Alpha alternative

Alpha alternative

Pic© James Pitts

Monday 3 August 2015 12:02 London/ 07.02 New York/ 20.02 Tokyo

Indus Valley Partners co-founder Bijesh Amin answers SCI's questions

Q: How and when did Indus Valley Partners become involved in the securitisation market?
A: I co-founded Indus Valley Partners in 2000 to provide a specialist solutions firm focused exclusively on the alternative asset management industry. We are now the largest firm specialising in this field.

We currently have 380 professionals, working across four time-zones, covering the US, India and Europe, and our clients currently manage around US$830bn in AUM. Around 60 to 70 of our 80-plus clients are hedge funds, with the rest made up of largely private equity firms, real estate investors and commodity traders.

We play a key role supporting our clients in their pursuit of alpha by using our solutions to help them analyse their portfolio and investment data, helping to institutionalise their fund platforms as they grow and helping them to reduce their non-investment risks. Our services and solutions are tailored to the specific requirements of any fund, across strategies and asset classes - including structured credit-related issues.

A key objective for a lot of our clients is to add more AUM and investors, but to still keep tight control over their operational processes. We allow these firms to get a better grip on their businesses and assets with our solutions. For example, we can come in and build the time series of returns across a portfolio of CDOs or help model a leveraged loan for subsequent data analysis, if that is what the client requires.

Q: What are your key areas of focus today?
A: In the current market, regulation and regulatory compliance is a hot topic and we are seeing a great deal of funds buying our RAPTOR solution, so they are compliant with AIFMD, UCITS or EMIR. In the US we have many clients using our solution for filing Form PF. Since we cater for both single- and multi-jurisdiction funds, we are very busy in this area.

Another key area is that of data governance; ensuring that a fund has a practical way of reconciling its portfolio and valuation data with its counterparties, that there is sufficient control over model/pricing inputs and subsequently investor reporting.

Q: How do you differentiate yourself from your competitors?
A:
All of our solutions from our data warehouse to our securities modeller support multiple strategies, counterparties and asset classes. Many competitors do not have the breadth and depth of asset class coverage that we do. They also lack the sheer range of solutions and services we offer.

One of our clients recently won a prestigious award for best-in-class data management. They had developed many proprietary solutions for their data management and performance reporting during a period where few third-party solutions existed, so they brought us in to both update and consolidate their systems.

Through the IVP Polaris data warehouse, we provided a solution that served a variety of constituencies within their funds, such as portfolio managers, risk, compliance and operations. By ensuring each set of users operates on the same underlying data sets, we achieved an unprecedented level of data quality and control.

Q: Which challenges/opportunities does the current environment bring to your business and how do you intend to manage them?
A: We would like to add to the list of funds that we work for in the European market. Right now we have four clients in London, two of which are hedge funds, and we have several European clients.

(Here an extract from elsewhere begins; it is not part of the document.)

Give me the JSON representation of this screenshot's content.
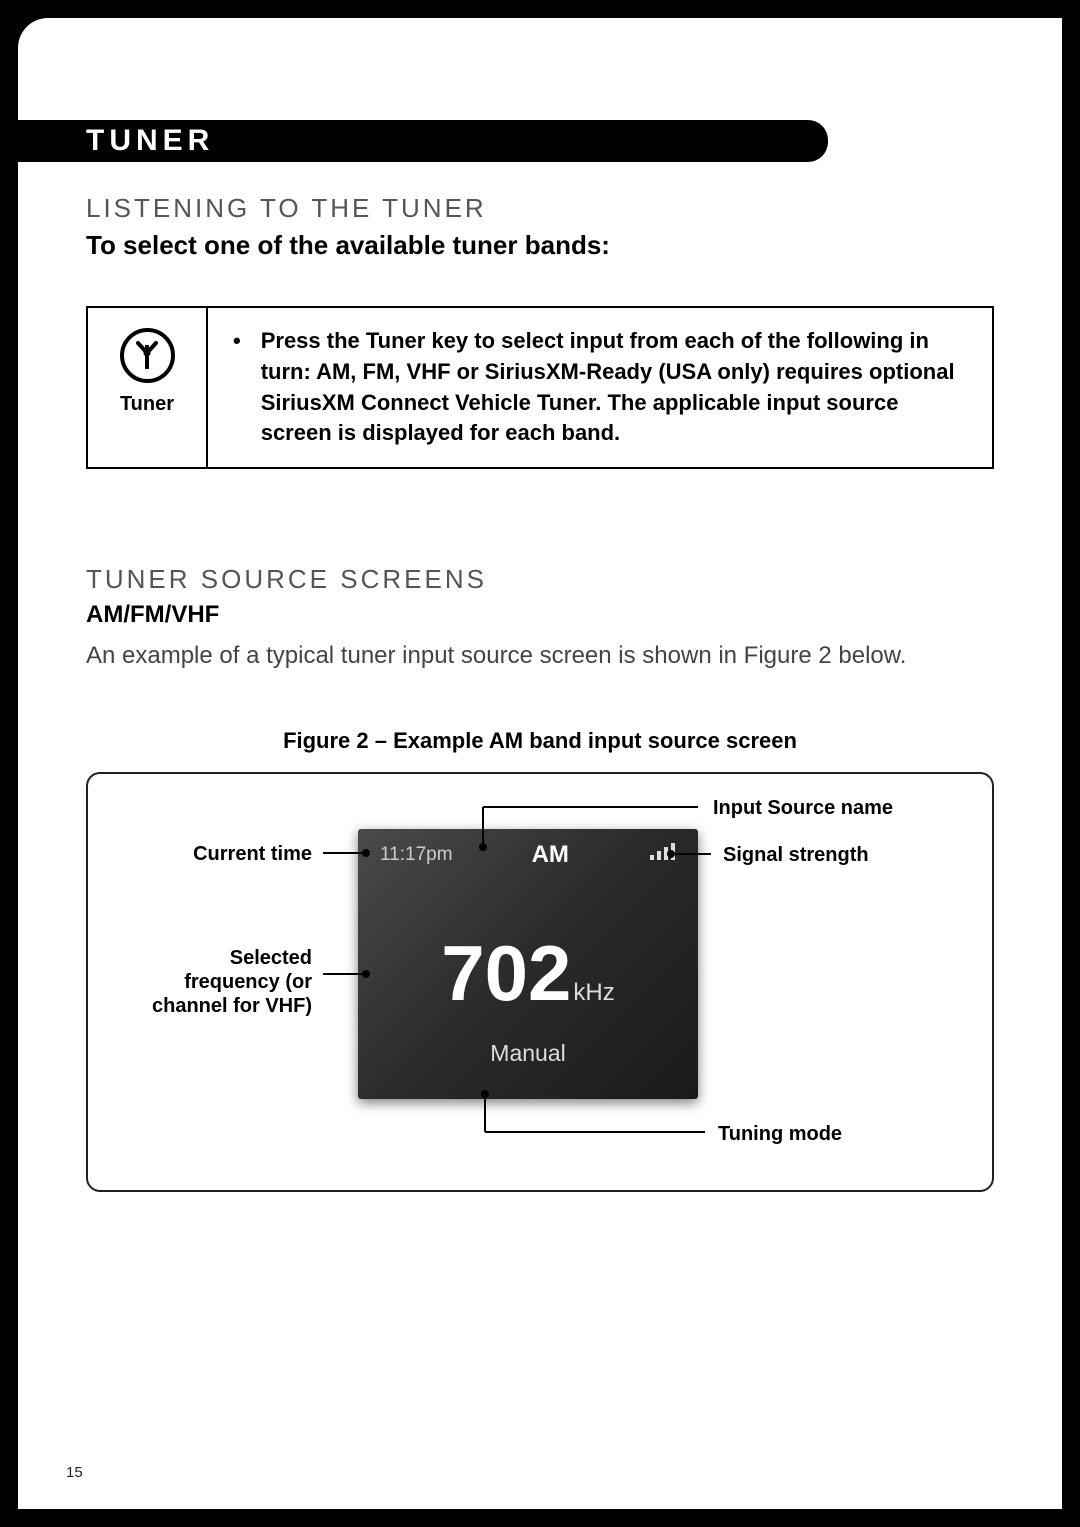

But we want to expand further in this market. Regulatory upheaval and greater institutional investor activism has meant that funds - now more than ever - need to look at putting in place solutions such as ours.

Another challenge is actually finding the companies that need the technology to scale their business. Investment firms that are more in need of software expertise and solutions to scale their business are more likely to be in greater need of our services. We need to tap this area of the market.

Q: What major developments do you need/expect from the market in the future?
A:
Regulation is playing an increasingly key role in shaping the market. For example, we are helping a major investment bank spin out their structured finance trading arm right now as a consequence of regulatory pressures. More and more structured finance activity is heading to alternative asset managers as regulatory capital requirements, such as Basel 3, change the economics of these businesses for banks.

If the current players are squeezed out of the market, we could see a form of structured finance shadow banking. The onus could shift to hedge funds and others to take the space, but we could also see a new form of financial entity chart a new path for the market.

These entities would likely be quasi-regulated and take in external investor capital under an explicit yield-plus model. We are already seeing developments like this in middle-market lending and I would not be surprised to see this develop next in other credit markets, such as potentially leveraged loans or ABS.